Este dar-Se a Si mesmo, o entregar-Se de Jesus e sua ordem ao final da ceia: “Este cálice é a nova aliança em meu sangue. Todas as vezes que dele beberdes fazei isto em minha memória” (1Cor 11, 25b); evidenciam que aquilo que a Igreja celebra na missa não é a última ceia, mas sim o que o Senhor, durante a Última Ceia, instituiu e confiou à Igreja; celebramos o memorial da sua morte sacrifical, pois, sabemos da sua ressurreição. Jesus dá aos discípulos o seu corpo e o seu sangue como dom da ressurreição.

Momentos fundamentais de Jesus, que mudam a história da humanidade, são vividos naquela mesma sala antes da Ceia; primeiro Jesus assume a condição de servo, de escravo: “levantou-se da mesa, tirou o manto, pegou uma toalha e amarrou-a na cintura. Derramou água numa bacia e começou a lavar os pés dos discípulos, enxugando-os com a toalha que estava cingido.” (Jo 13, 4-5); este é o sentido salvífico do seu serviço, Ele despoja-Se do seu esplendor divino, ajoelha-se diante de nós, lava e enxuga nossos pés sujos, para que possamos participar do grande banquete do Senhor.

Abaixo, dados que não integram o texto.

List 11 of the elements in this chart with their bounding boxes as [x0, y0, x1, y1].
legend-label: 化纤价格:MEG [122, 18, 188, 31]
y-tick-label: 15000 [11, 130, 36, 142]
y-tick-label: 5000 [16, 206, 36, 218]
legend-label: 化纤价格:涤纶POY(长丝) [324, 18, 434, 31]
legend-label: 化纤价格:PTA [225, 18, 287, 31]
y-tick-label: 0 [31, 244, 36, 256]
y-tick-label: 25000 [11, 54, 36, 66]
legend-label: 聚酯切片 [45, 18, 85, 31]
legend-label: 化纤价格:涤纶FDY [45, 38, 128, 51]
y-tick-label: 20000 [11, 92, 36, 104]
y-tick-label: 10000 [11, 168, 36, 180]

Outro momento fundamental daquela quinta-feira reside nos discursos de despedida, que atingem o seu clímax na oração sacerdotal, Jesus fala da sua saída do Pai e de seu regresso a Ele. O sair é a descida até nós, não como declínio ou queda, mas como aproximação para nos trazer o verdadeiramente divino, Jesus desce a nós por causa do Amor incondicional de Deus pelos homens. E seu regresso para o Pai se faz com uma novidade - Jesus agora, não regressa sozinho, Ele não abandona sua humanidade. Em sua descida Ele assumiu a condição humana, viveu entre nós e nos amou até o fim; no seu retorno ao Pai nos atrai a Ele (Jo 12,32), deixando o caminho aberto para que todos nós passemos também um dia à vida gloriosa.

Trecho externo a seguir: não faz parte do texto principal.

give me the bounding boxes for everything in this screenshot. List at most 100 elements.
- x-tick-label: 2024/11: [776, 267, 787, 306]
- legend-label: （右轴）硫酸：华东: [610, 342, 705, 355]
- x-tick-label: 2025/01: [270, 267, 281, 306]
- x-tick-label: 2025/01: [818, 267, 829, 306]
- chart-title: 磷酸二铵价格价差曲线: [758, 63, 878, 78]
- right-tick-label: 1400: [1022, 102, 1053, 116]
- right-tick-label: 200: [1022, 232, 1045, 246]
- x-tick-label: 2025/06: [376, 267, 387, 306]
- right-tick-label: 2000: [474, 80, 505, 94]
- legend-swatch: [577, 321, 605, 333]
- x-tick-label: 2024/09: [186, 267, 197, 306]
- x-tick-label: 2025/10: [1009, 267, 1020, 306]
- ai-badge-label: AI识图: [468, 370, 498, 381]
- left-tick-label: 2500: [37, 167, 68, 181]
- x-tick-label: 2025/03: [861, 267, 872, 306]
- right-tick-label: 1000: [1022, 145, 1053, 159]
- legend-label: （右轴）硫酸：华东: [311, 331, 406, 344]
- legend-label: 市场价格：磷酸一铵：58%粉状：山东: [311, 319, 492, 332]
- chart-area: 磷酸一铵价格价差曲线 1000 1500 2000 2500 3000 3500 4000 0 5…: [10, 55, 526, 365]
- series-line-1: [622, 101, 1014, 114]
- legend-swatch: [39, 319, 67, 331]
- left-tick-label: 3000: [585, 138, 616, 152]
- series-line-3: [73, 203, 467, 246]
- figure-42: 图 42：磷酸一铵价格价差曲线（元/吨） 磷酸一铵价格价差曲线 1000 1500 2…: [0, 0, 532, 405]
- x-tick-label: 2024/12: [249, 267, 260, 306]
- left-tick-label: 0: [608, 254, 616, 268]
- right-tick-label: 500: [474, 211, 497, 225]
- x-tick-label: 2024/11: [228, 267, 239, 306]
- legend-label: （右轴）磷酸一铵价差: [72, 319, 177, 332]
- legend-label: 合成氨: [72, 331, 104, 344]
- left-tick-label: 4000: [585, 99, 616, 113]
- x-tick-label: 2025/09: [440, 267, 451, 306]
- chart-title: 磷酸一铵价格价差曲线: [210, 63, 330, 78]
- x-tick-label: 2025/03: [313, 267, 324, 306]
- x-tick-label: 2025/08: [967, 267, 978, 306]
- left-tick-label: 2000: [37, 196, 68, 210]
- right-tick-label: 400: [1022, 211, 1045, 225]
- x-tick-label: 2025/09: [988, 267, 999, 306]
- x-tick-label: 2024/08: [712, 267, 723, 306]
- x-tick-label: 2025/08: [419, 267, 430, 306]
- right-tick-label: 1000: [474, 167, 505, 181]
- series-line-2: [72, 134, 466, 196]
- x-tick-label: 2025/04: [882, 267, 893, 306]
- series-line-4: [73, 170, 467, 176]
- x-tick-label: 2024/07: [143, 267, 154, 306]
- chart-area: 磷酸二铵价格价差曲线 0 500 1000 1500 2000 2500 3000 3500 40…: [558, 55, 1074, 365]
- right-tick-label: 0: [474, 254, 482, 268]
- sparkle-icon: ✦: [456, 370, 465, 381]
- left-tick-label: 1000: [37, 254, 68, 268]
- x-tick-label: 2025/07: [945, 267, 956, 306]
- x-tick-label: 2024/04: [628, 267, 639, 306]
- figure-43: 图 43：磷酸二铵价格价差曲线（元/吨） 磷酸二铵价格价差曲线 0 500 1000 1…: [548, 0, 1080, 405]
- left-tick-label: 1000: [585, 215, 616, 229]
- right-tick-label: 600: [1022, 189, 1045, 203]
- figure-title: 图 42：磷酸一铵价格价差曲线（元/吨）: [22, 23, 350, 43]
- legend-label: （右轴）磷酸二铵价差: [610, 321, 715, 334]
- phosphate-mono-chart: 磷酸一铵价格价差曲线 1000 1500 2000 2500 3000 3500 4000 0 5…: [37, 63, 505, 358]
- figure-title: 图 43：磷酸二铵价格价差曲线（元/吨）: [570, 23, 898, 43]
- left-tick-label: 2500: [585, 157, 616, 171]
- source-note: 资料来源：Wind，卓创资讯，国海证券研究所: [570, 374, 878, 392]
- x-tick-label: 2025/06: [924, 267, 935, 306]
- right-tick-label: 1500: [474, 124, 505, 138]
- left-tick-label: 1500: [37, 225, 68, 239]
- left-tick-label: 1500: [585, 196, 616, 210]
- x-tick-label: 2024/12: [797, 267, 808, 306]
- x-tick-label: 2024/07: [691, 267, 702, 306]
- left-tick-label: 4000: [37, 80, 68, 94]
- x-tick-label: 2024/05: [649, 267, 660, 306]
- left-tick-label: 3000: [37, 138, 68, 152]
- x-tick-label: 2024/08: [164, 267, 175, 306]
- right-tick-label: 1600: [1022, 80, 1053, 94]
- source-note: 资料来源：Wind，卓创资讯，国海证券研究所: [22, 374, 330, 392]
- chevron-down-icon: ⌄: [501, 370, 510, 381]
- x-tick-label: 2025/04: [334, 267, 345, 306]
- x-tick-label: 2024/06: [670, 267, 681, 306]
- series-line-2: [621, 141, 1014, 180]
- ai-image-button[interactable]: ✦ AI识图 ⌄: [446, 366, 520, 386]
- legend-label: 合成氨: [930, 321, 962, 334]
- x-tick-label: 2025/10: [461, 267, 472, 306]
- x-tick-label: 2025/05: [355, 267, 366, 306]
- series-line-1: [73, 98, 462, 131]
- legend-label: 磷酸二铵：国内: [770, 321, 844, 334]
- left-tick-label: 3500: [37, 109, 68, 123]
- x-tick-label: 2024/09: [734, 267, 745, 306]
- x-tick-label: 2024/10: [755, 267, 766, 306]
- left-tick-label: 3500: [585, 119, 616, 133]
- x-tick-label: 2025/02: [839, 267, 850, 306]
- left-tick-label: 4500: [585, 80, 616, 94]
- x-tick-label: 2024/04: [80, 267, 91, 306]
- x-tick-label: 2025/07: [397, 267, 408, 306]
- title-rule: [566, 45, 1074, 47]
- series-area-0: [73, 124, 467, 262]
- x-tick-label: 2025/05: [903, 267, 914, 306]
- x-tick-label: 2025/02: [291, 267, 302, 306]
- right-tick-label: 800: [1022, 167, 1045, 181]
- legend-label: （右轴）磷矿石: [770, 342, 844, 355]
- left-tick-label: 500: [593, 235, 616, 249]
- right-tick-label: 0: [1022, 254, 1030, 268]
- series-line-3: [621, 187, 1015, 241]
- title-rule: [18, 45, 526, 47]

Porém, pouco adianta todo o comprometimento de Jesus para conosco, esse Amor Ágape de Deus que entrega-Se na cruz por intermédio de seu Filho amado, se não formos hoje capazes de viver nossas vidas conforme o testamento de Jesus na Ceia da quinta-feira Santa. O mundo atual vive sufocado pelo relativismo, pelo monetarismo e pelo interesse, somos uma sociedade de troca e barganha; produtos e serviços são avaliados e trocados o tempo todo, muitas vezes barganhamos também sentimentos, corpos e relacionamentos. Um estudioso moderno certa vez declarou: “o amor é um fenômeno marginal na sociedade contemporânea”.

Se a Igreja hoje passa por tribulações, este é o momento de olharmos para a quinta-feira santa de Jesus, assumir nosso papel de cristãos (seguidores de Cristo) e como Ele viver o Amor de modo proativo e criativo, nos entregando ao serviço com a mesma humildade daquele que tudo podia, mas amarrou uma toalha na cintura e ajoelhou-se para lavar nossos pés.

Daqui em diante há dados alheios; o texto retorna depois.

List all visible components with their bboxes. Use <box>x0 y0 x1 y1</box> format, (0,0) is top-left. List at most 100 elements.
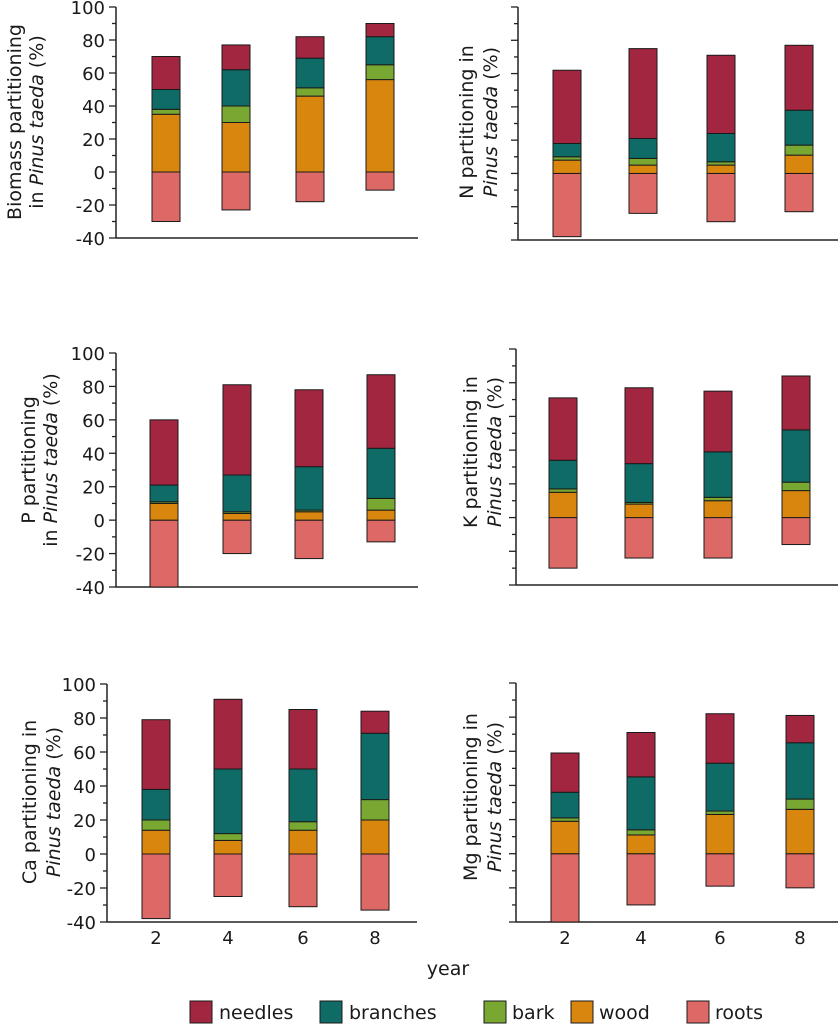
bar-segment-bark-year-8 <box>365 64 395 81</box>
legend-label-needles: needles <box>219 1002 293 1024</box>
bar-segment-wood-year-2 <box>141 829 171 855</box>
y-tick-label: 80 <box>82 31 105 52</box>
label-text: (%) <box>43 727 65 766</box>
y-tick-label: 100 <box>71 0 105 19</box>
y-axis-label-line: Pinus taeda (%) <box>484 722 506 872</box>
bar-segment-needles-year-4 <box>221 44 251 71</box>
bar-segment-roots-year-2 <box>141 853 171 920</box>
bar-segment-roots-year-8 <box>784 172 814 213</box>
bar-segment-wood-year-6 <box>288 829 318 855</box>
y-axis-label-line: in Pinus taeda (%) <box>40 373 62 547</box>
y-tick-label: -40 <box>76 578 105 599</box>
bar-segment-needles-year-8 <box>365 23 395 38</box>
bar-segment-wood-year-2 <box>552 159 582 174</box>
bar-segment-wood-year-6 <box>705 813 735 855</box>
bar-segment-branches-year-4 <box>628 137 658 159</box>
label-text-italic: Pinus taeda <box>484 416 506 527</box>
bar-segment-branches-year-6 <box>295 57 325 89</box>
label-text-italic: Pinus taeda <box>43 766 65 877</box>
bar-segment-branches-year-4 <box>222 474 252 513</box>
bar-segment-bark-year-8 <box>366 497 396 511</box>
bar-segment-roots-year-2 <box>548 517 578 569</box>
y-tick-label: 60 <box>82 64 105 85</box>
bar-segment-wood-year-4 <box>221 122 251 173</box>
y-tick-label: 60 <box>73 743 96 764</box>
bar-segment-wood-year-8 <box>785 808 815 855</box>
bar-segment-branches-year-6 <box>294 466 324 511</box>
bar-segment-bark-year-4 <box>221 105 251 123</box>
bar-segment-needles-year-4 <box>626 732 656 778</box>
y-tick-label: -20 <box>76 196 105 217</box>
bar-segment-needles-year-8 <box>785 714 815 744</box>
label-text: (%) <box>484 377 506 416</box>
bar-segment-needles-year-4 <box>628 48 658 139</box>
bar-segment-needles-year-2 <box>550 752 580 793</box>
bar-segment-branches-year-6 <box>706 132 736 163</box>
y-axis-label-line: Biomass partitioning <box>4 24 26 220</box>
y-tick-label: 0 <box>94 163 105 184</box>
bar-segment-branches-year-8 <box>365 36 395 66</box>
y-tick-label: 20 <box>82 478 105 499</box>
y-axis-label-line: Pinus taeda (%) <box>484 377 506 527</box>
bar-segment-wood-year-8 <box>360 819 390 855</box>
y-tick-label: 60 <box>82 411 105 432</box>
bar-segment-wood-year-6 <box>703 500 733 519</box>
bar-segment-bark-year-8 <box>360 799 390 821</box>
bar-segment-branches-year-8 <box>366 447 396 499</box>
bar-segment-bark-year-6 <box>703 496 733 502</box>
chart-panel-5: Mg partitioning in Pinus taeda (%) 2 4 6 8 <box>460 682 838 949</box>
y-tick-label: -40 <box>67 913 96 934</box>
bar-segment-roots-year-6 <box>705 853 735 887</box>
bar-segment-needles-year-4 <box>222 384 252 476</box>
bar-segment-bark-year-2 <box>141 819 171 831</box>
bar-segment-needles-year-4 <box>213 698 243 770</box>
label-text: (%) <box>40 373 62 412</box>
bar-segment-needles-year-6 <box>703 390 733 453</box>
legend-label-wood: wood <box>599 1002 650 1024</box>
y-axis-label-line: Pinus taeda (%) <box>480 47 502 197</box>
bar-segment-wood-year-8 <box>781 490 811 519</box>
bar-segment-branches-year-2 <box>548 459 578 490</box>
legend: needles branches bark wood roots <box>189 1000 763 1024</box>
y-tick-label: 100 <box>62 675 96 696</box>
label-text-italic: Pinus taeda <box>40 412 62 523</box>
bar-segment-roots-year-8 <box>365 171 395 191</box>
bar-segment-wood-year-6 <box>706 164 736 174</box>
legend-swatch-wood <box>570 1000 594 1024</box>
bar-segment-roots-year-4 <box>626 853 656 906</box>
bar-segment-branches-year-6 <box>288 768 318 823</box>
y-tick-label: 100 <box>71 344 105 365</box>
bar-segment-bark-year-4 <box>626 829 656 836</box>
bar-segment-needles-year-6 <box>294 389 324 468</box>
bar-segment-roots-year-8 <box>366 519 396 543</box>
bar-segment-roots-year-6 <box>288 853 318 908</box>
label-text: (%) <box>480 47 502 86</box>
legend-swatch-roots <box>686 1000 710 1024</box>
bar-segment-roots-year-2 <box>151 171 181 222</box>
bar-segment-roots-year-4 <box>213 853 243 897</box>
y-axis-label: K partitioning in Pinus taeda (%) <box>460 376 506 528</box>
label-text-italic: Pinus taeda <box>26 74 48 185</box>
y-axis-label-line: P partitioning <box>18 396 40 524</box>
bar-segment-bark-year-4 <box>628 157 658 166</box>
bar-segment-needles-year-4 <box>624 387 654 465</box>
bar-segment-bark-year-8 <box>785 798 815 810</box>
legend-label-roots: roots <box>715 1002 763 1024</box>
bar-segment-roots-year-2 <box>552 172 582 238</box>
bar-segment-branches-year-4 <box>213 768 243 835</box>
bar-segment-needles-year-6 <box>295 36 325 59</box>
bar-segment-wood-year-6 <box>295 95 325 173</box>
bar-segment-branches-year-8 <box>781 429 811 483</box>
y-tick-label: -20 <box>67 879 96 900</box>
y-axis-label-line: K partitioning in <box>460 376 482 528</box>
bar-segment-needles-year-2 <box>552 69 582 144</box>
bar-segment-needles-year-6 <box>706 54 736 134</box>
bar-segment-roots-year-4 <box>221 171 251 211</box>
x-tick-label: 6 <box>297 928 308 949</box>
label-text: in <box>26 185 48 208</box>
bar-segment-wood-year-4 <box>222 512 252 521</box>
chart-panel-0: -40 -20 0 20 40 60 80 100 Biomass partitioning in… <box>4 0 418 250</box>
bar-segment-wood-year-2 <box>548 491 578 519</box>
y-axis-label-line: N partitioning in <box>456 45 478 199</box>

Que a quinta-feira Santa, o dia da instituição do sacerdócio ordenado e do sacramento da caridade, seja o dia para contemplarmos e refletirmos sobre o inesgotável amor de Deus; e olhando o Deus que se abaixa para lavar nossos pés de modo a nos tornar limpos, o Deus que se entrega para nos alimentar a fim de que nele estejamos unidos e nos tornemos um só no Pai, enxerguemos Deus em cada um de nossos irmãos, que a Eucaristia se torne o ápice de nossa vida cristã, ecoando por todos os nossos dias e se renovando com generosidade sempre.